Otto Struve came from astronomical royalty. His grandfather and great-grandfather had been leading astronomers in Russia. And his father was director of Kharkov Observatory in Ukraine.
Young Otto embarked on a career in astronomy as well, taking classes in astronomy and math. His academic career was interrupted by World War I, when he joined the Russian Imperial Army.
Struve returned to college after the war, and earned his degree in 1919. But conditions in that part of the world remained unstable. After the Russian revolution, a civil war was under way. And 100 years ago this month, Struve joined it.
He enlisted in the White Russian Army, which opposed the Bolsheviks. Struve was a member of the cavalry. He was wounded in action in July, and he once had his horse shot out from under him.
By late 1920, the war was lost for Struve’s army. He was evacuated to Turkey, where he spent a year and a half eating at soup kitchens. He worked at any job he could find, including lumberjacking.
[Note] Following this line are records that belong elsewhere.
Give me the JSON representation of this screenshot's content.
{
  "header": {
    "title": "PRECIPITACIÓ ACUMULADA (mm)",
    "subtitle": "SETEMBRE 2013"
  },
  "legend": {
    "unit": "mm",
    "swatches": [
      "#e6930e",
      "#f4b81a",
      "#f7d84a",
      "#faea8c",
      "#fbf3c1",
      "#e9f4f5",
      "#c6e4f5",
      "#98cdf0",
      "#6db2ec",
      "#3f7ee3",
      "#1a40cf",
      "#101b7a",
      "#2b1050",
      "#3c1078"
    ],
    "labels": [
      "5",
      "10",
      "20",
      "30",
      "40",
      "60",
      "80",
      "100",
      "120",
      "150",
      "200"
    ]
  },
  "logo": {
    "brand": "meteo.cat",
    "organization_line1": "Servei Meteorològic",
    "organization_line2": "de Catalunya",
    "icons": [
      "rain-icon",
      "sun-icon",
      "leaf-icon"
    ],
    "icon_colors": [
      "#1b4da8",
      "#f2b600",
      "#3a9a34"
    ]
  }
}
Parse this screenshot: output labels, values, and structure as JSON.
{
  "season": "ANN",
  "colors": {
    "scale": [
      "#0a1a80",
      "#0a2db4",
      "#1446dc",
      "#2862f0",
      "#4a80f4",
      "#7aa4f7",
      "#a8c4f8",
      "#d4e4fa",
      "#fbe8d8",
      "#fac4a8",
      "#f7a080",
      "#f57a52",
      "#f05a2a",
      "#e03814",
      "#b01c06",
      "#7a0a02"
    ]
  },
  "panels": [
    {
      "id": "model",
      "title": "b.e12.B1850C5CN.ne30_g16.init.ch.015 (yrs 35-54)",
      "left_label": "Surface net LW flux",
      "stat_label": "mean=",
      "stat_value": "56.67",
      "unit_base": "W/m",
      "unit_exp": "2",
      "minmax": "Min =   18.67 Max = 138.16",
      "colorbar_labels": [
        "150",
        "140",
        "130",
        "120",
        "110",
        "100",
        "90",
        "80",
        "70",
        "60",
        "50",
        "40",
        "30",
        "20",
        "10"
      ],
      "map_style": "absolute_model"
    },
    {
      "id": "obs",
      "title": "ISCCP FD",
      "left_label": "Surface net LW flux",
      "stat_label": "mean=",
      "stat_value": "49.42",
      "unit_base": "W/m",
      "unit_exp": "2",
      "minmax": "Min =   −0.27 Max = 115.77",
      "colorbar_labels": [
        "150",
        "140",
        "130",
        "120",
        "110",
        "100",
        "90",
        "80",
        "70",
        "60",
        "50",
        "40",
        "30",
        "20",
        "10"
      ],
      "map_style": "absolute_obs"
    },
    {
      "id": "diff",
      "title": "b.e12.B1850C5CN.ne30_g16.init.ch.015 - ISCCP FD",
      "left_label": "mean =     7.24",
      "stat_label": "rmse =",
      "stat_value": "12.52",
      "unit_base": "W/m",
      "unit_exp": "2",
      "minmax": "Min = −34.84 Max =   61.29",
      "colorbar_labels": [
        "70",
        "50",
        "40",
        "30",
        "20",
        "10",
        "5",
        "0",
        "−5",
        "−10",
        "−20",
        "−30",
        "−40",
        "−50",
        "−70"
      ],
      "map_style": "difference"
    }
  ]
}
Through a network of connections, though, Struve was offered a job at Yerkes Observatory, which was operated by the University of Chicago. Struve arrived in late 1921.
By 1932, he was directing the observatory. And that year, Chicago signed a deal with the University of Texas to operate the new observatory it was planning. Struve led the observatory’s construction, and he became its director — the first director of McDonald Observatory.